Brain surgery operations cancelled after sewage leak in top hospital
Operations have been cancelled after a plumbing leak led to sewage entering a brain surgery unit at a leading hospital.
One operating theatre has been closed at the Institute of Neurosciences at the Queen Elizabeth University Hospital campus in Glasgow and only emergency surgery is being carried out due to the risk of infection.
Waste pipes in wards above the recovery area at the institute burst on Friday, causing the contents to leak into the recovery area, the second incident in a matter of weeks.
NHS Greater Glasgow and Clyde said some elective operations, including brain and spinal surgery, have been cancelled and are being moved.
The ageing unit was not upgraded when the £842 million new hospital was built and its operating theatres are due to be replaced next year.
A spokesman for the health board said: "On Friday of last week, the recovery area, not the theatres, in the Institute of Neurosciences was affected by a leak from the pipes in the wards above.
"Regrettably, this was the second incident during the month of February and, on the advice of infection control colleagues, we have postponed some elective surgical procedures in the theatres whilst our estates staff conduct essential survey work to identify remedial work required.

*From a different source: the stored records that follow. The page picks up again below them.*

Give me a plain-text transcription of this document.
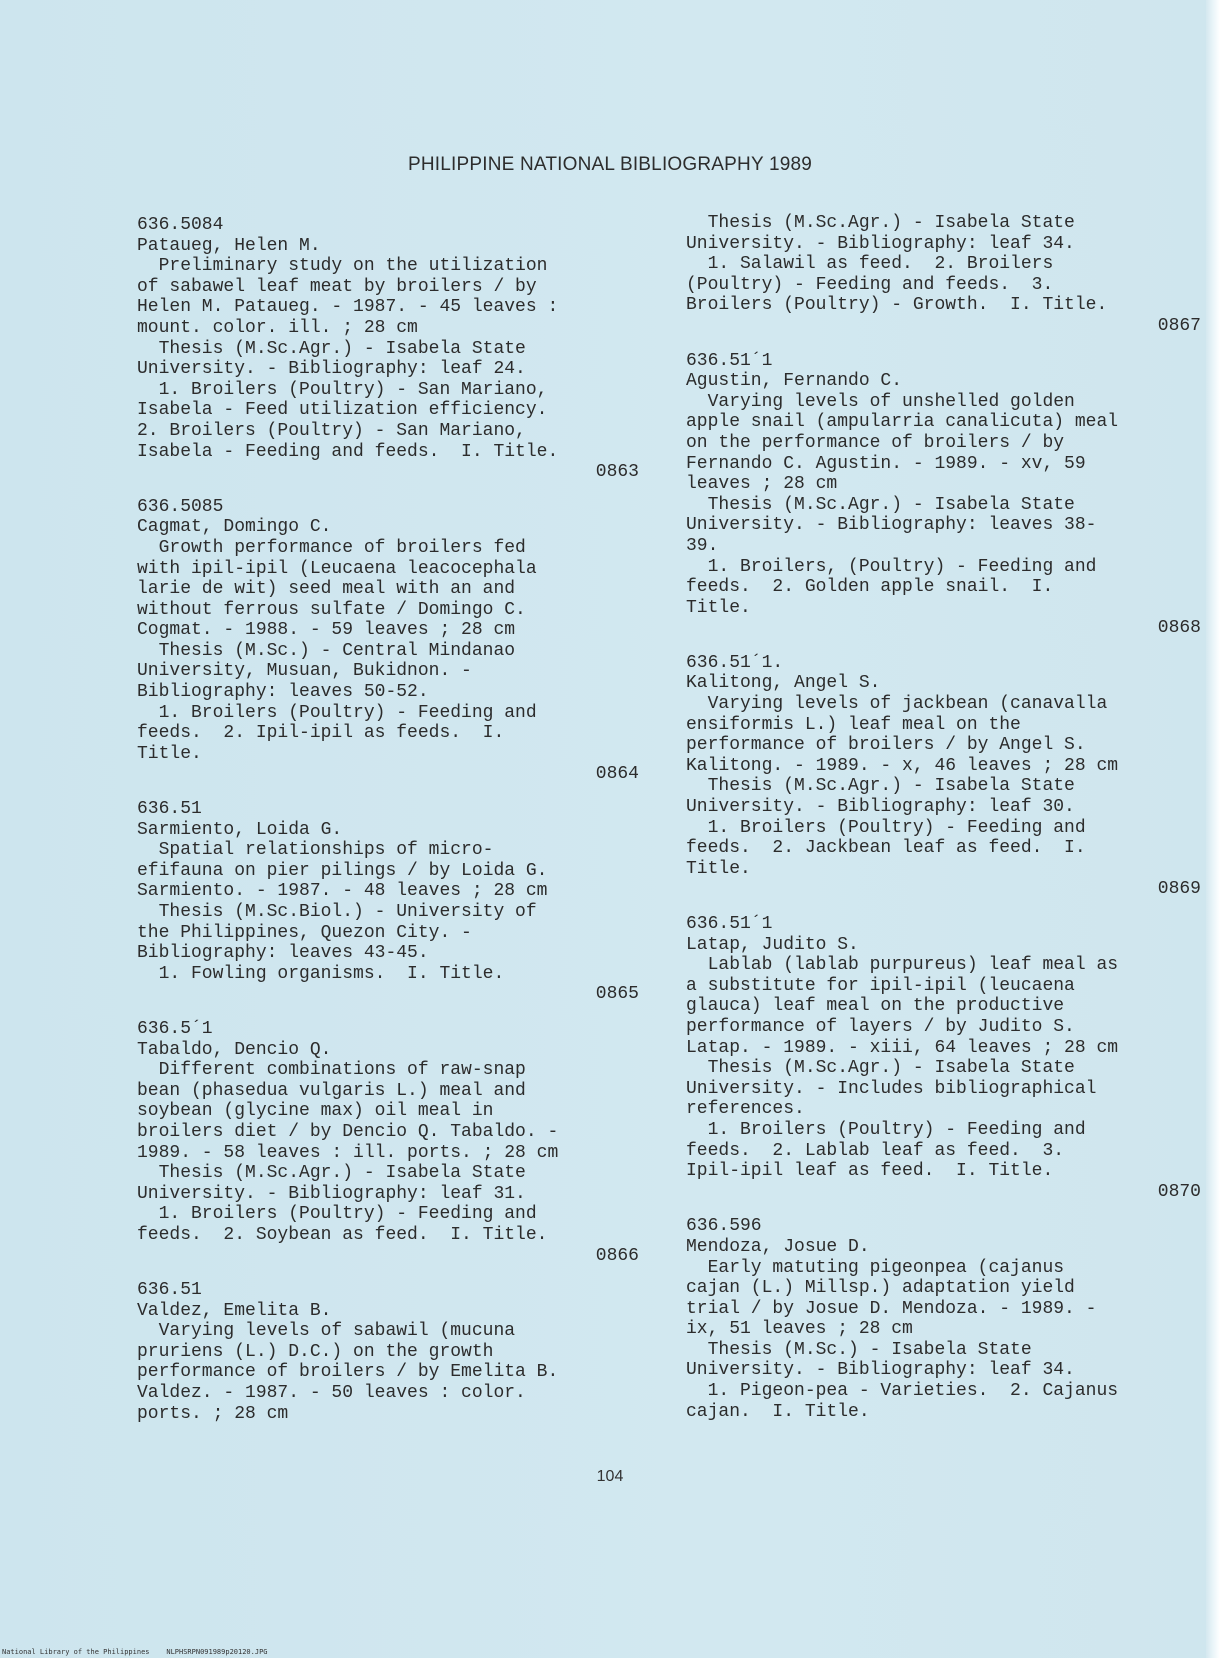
PHILIPPINE NATIONAL BIBLIOGRAPHY 1989
636.5084
Pataueg, Helen M.
Preliminary study on the utilization
of sabawel leaf meat by broilers / by
Helen M. Pataueg. - 1987. - 45 leaves :
mount. color. ill. ; 28 cm
Thesis (M.Sc.Agr.) - Isabela State
University. - Bibliography: leaf 24.
1. Broilers (Poultry) - San Mariano,
Isabela - Feed utilization efficiency.
2. Broilers (Poultry) - San Mariano,
Isabela - Feeding and feeds.  I. Title.
0863
636.5085
Cagmat, Domingo C.
Growth performance of broilers fed
with ipil-ipil (Leucaena leacocephala
larie de wit) seed meal with an and
without ferrous sulfate / Domingo C.
Cogmat. - 1988. - 59 leaves ; 28 cm
Thesis (M.Sc.) - Central Mindanao
University, Musuan, Bukidnon. -
Bibliography: leaves 50-52.
1. Broilers (Poultry) - Feeding and
feeds.  2. Ipil-ipil as feeds.  I.
Title.
0864
636.51
Sarmiento, Loida G.
Spatial relationships of micro-
efifauna on pier pilings / by Loida G.
Sarmiento. - 1987. - 48 leaves ; 28 cm
Thesis (M.Sc.Biol.) - University of
the Philippines, Quezon City. -
Bibliography: leaves 43-45.
1. Fowling organisms.  I. Title.
0865
636.5´1
Tabaldo, Dencio Q.
Different combinations of raw-snap
bean (phasedua vulgaris L.) meal and
soybean (glycine max) oil meal in
broilers diet / by Dencio Q. Tabaldo. -
1989. - 58 leaves : ill. ports. ; 28 cm
Thesis (M.Sc.Agr.) - Isabela State
University. - Bibliography: leaf 31.
1. Broilers (Poultry) - Feeding and
feeds.  2. Soybean as feed.  I. Title.
0866
636.51
Valdez, Emelita B.
Varying levels of sabawil (mucuna
pruriens (L.) D.C.) on the growth
performance of broilers / by Emelita B.
Valdez. - 1987. - 50 leaves : color.
ports. ; 28 cm
Thesis (M.Sc.Agr.) - Isabela State
University. - Bibliography: leaf 34.
1. Salawil as feed.  2. Broilers
(Poultry) - Feeding and feeds.  3.
Broilers (Poultry) - Growth.  I. Title.
0867
636.51´1
Agustin, Fernando C.
Varying levels of unshelled golden
apple snail (ampularria canalicuta) meal
on the performance of broilers / by
Fernando C. Agustin. - 1989. - xv, 59
leaves ; 28 cm
Thesis (M.Sc.Agr.) - Isabela State
University. - Bibliography: leaves 38-
39.
1. Broilers, (Poultry) - Feeding and
feeds.  2. Golden apple snail.  I.
Title.
0868
636.51´1.
Kalitong, Angel S.
Varying levels of jackbean (canavalla
ensiformis L.) leaf meal on the
performance of broilers / by Angel S.
Kalitong. - 1989. - x, 46 leaves ; 28 cm
Thesis (M.Sc.Agr.) - Isabela State
University. - Bibliography: leaf 30.
1. Broilers (Poultry) - Feeding and
feeds.  2. Jackbean leaf as feed.  I.
Title.
0869
636.51´1
Latap, Judito S.
Lablab (lablab purpureus) leaf meal as
a substitute for ipil-ipil (leucaena
glauca) leaf meal on the productive
performance of layers / by Judito S.
Latap. - 1989. - xiii, 64 leaves ; 28 cm
Thesis (M.Sc.Agr.) - Isabela State
University. - Includes bibliographical
references.
1. Broilers (Poultry) - Feeding and
feeds.  2. Lablab leaf as feed.  3.
Ipil-ipil leaf as feed.  I. Title.
0870
636.596
Mendoza, Josue D.
Early matuting pigeonpea (cajanus
cajan (L.) Millsp.) adaptation yield
trial / by Josue D. Mendoza. - 1989. -
ix, 51 leaves ; 28 cm
Thesis (M.Sc.) - Isabela State
University. - Bibliography: leaf 34.
1. Pigeon-pea - Varieties.  2. Cajanus
cajan.  I. Title.
104
National Library of the Philippines    NLPHSRPN091989p20120.JPG
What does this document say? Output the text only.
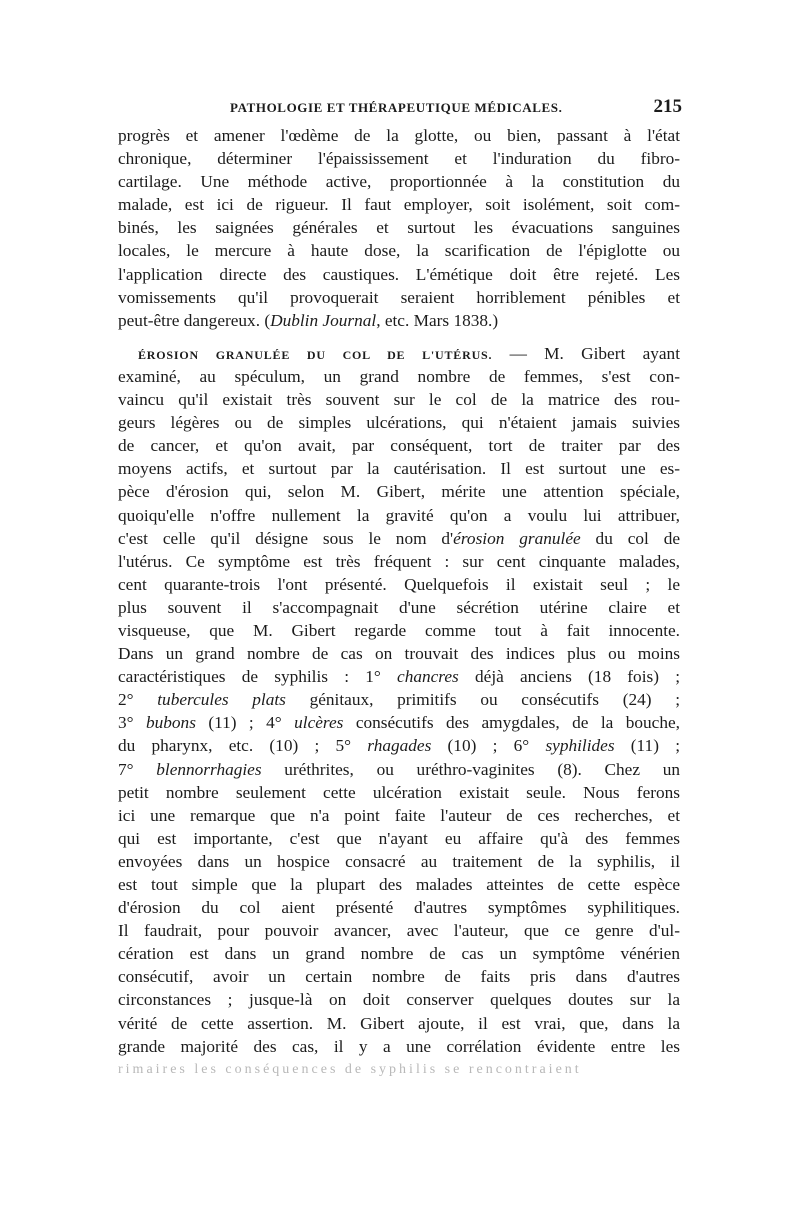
PATHOLOGIE ET THÉRAPEUTIQUE MÉDICALES.	215
progrès et amener l'œdème de la glotte, ou bien, passant à l'état
chronique, déterminer l'épaississement et l'induration du fibro-
cartilage. Une méthode active, proportionnée à la constitution du
malade, est ici de rigueur. Il faut employer, soit isolément, soit com-
binés, les saignées générales et surtout les évacuations sanguines
locales, le mercure à haute dose, la scarification de l'épiglotte ou
l'application directe des caustiques. L'émétique doit être rejeté. Les
vomissements qu'il provoquerait seraient horriblement pénibles et
peut-être dangereux. (Dublin Journal, etc. Mars 1838.)
ÉROSION GRANULÉE DU COL DE L'UTÉRUS. — M. Gibert ayant
examiné, au spéculum, un grand nombre de femmes, s'est con-
vaincu qu'il existait très souvent sur le col de la matrice des rou-
geurs légères ou de simples ulcérations, qui n'étaient jamais suivies
de cancer, et qu'on avait, par conséquent, tort de traiter par des
moyens actifs, et surtout par la cautérisation. Il est surtout une es-
pèce d'érosion qui, selon M. Gibert, mérite une attention spéciale,
quoiqu'elle n'offre nullement la gravité qu'on a voulu lui attribuer,
c'est celle qu'il désigne sous le nom d'érosion granulée du col de
l'utérus. Ce symptôme est très fréquent : sur cent cinquante malades,
cent quarante-trois l'ont présenté. Quelquefois il existait seul ; le
plus souvent il s'accompagnait d'une sécrétion utérine claire et
visqueuse, que M. Gibert regarde comme tout à fait innocente.
Dans un grand nombre de cas on trouvait des indices plus ou moins
caractéristiques de syphilis : 1° chancres déjà anciens (18 fois) ;
2° tubercules plats génitaux, primitifs ou consécutifs (24) ;
3° bubons (11) ; 4° ulcères consécutifs des amygdales, de la bouche,
du pharynx, etc. (10) ; 5° rhagades (10) ; 6° syphilides (11) ;
7° blennorrhagies uréthrites, ou uréthro-vaginites (8). Chez un
petit nombre seulement cette ulcération existait seule. Nous ferons
ici une remarque que n'a point faite l'auteur de ces recherches, et
qui est importante, c'est que n'ayant eu affaire qu'à des femmes
envoyées dans un hospice consacré au traitement de la syphilis, il
est tout simple que la plupart des malades atteintes de cette espèce
d'érosion du col aient présenté d'autres symptômes syphilitiques.
Il faudrait, pour pouvoir avancer, avec l'auteur, que ce genre d'ul-
cération est dans un grand nombre de cas un symptôme vénérien
consécutif, avoir un certain nombre de faits pris dans d'autres
circonstances ; jusque-là on doit conserver quelques doutes sur la
vérité de cette assertion. M. Gibert ajoute, il est vrai, que, dans la
grande majorité des cas, il y a une corrélation évidente entre les
rimaires les conséquences de syphilis se rencontraient
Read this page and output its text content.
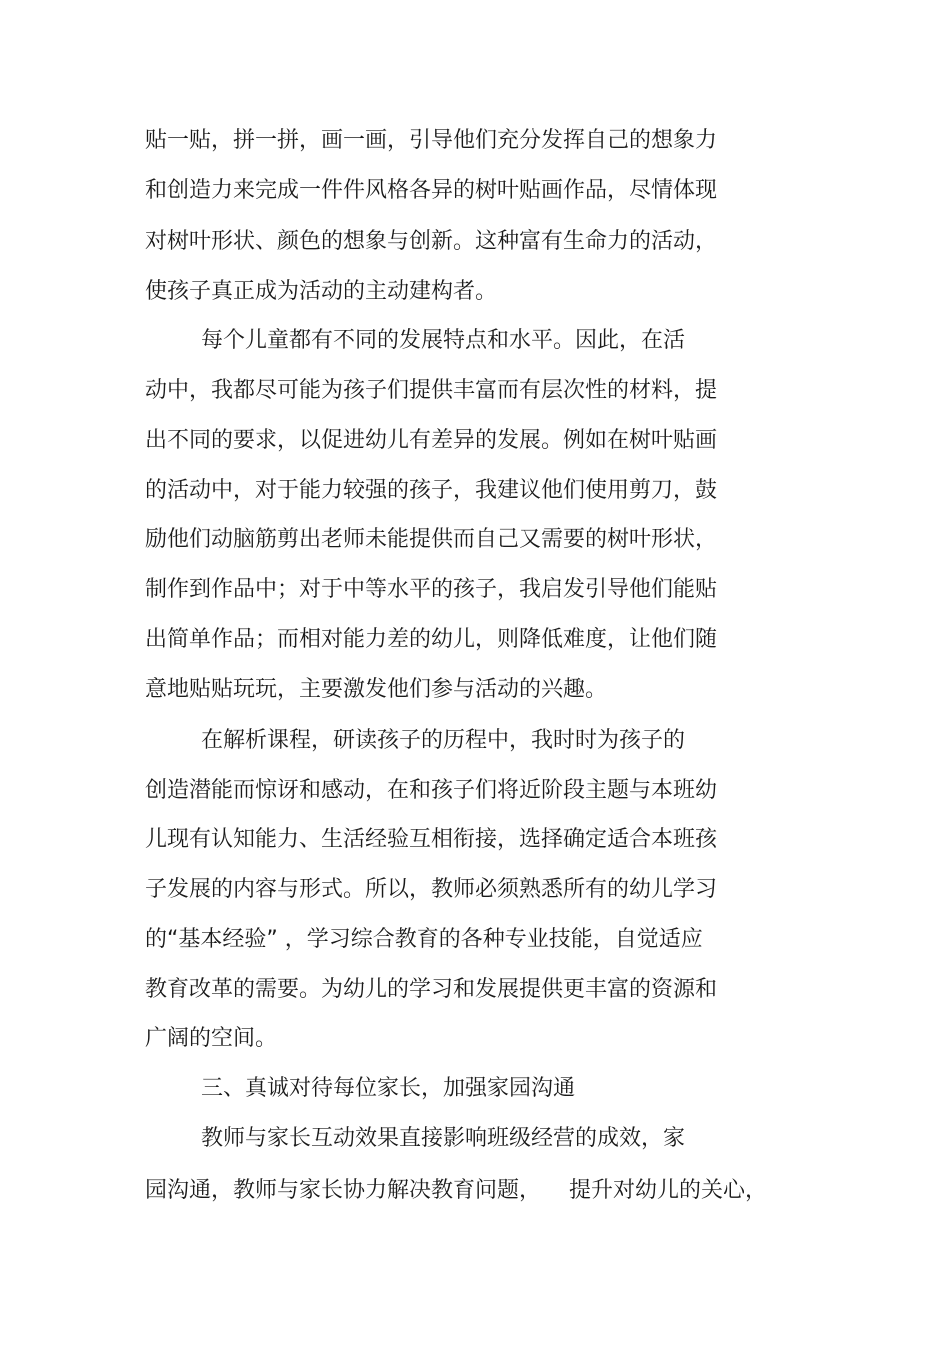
贴一贴，拼一拼，画一画，引导他们充分发挥自己的想象力

和创造力来完成一件件风格各异的树叶贴画作品，尽情体现

对树叶形状、颜色的想象与创新。这种富有生命力的活动，

使孩子真正成为活动的主动建构者。

每个儿童都有不同的发展特点和水平。因此，在活

动中，我都尽可能为孩子们提供丰富而有层次性的材料，提

出不同的要求，以促进幼儿有差异的发展。例如在树叶贴画

的活动中，对于能力较强的孩子，我建议他们使用剪刀，鼓

励他们动脑筋剪出老师未能提供而自己又需要的树叶形状，

制作到作品中；对于中等水平的孩子，我启发引导他们能贴

出简单作品；而相对能力差的幼儿，则降低难度，让他们随

意地贴贴玩玩，主要激发他们参与活动的兴趣。

在解析课程，研读孩子的历程中，我时时为孩子的

创造潜能而惊讶和感动，在和孩子们将近阶段主题与本班幼

儿现有认知能力、生活经验互相衔接，选择确定适合本班孩

子发展的内容与形式。所以，教师必须熟悉所有的幼儿学习

的“基本经验” ，学习综合教育的各种专业技能，自觉适应

教育改革的需要。为幼儿的学习和发展提供更丰富的资源和

广阔的空间。

三、真诚对待每位家长，加强家园沟通

教师与家长互动效果直接影响班级经营的成效，家

园沟通，教师与家长协力解决教育问题，    提升对幼儿的关心，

"Two theatres are being used for emergency procedures, which are being carried out as normal.
"The board has already awarded a £7 million contract to build a new state-of-the-art theatre suite, which will be ready in early 2017. The existing theatres will be refurbished for alternative uses.
"While our estates colleagues work to get the theatres reopened as quickly as possible, we will carry out our elective programme utilising theatres in other units, including the Queen Elizabeth University Hospital complex, which has some 30 adult theatres, allowing us to re-distribute theatre activity as required.
"We recognise that this is frustrating for our patients, families and our staff and would like to express our apologies to those patients affected."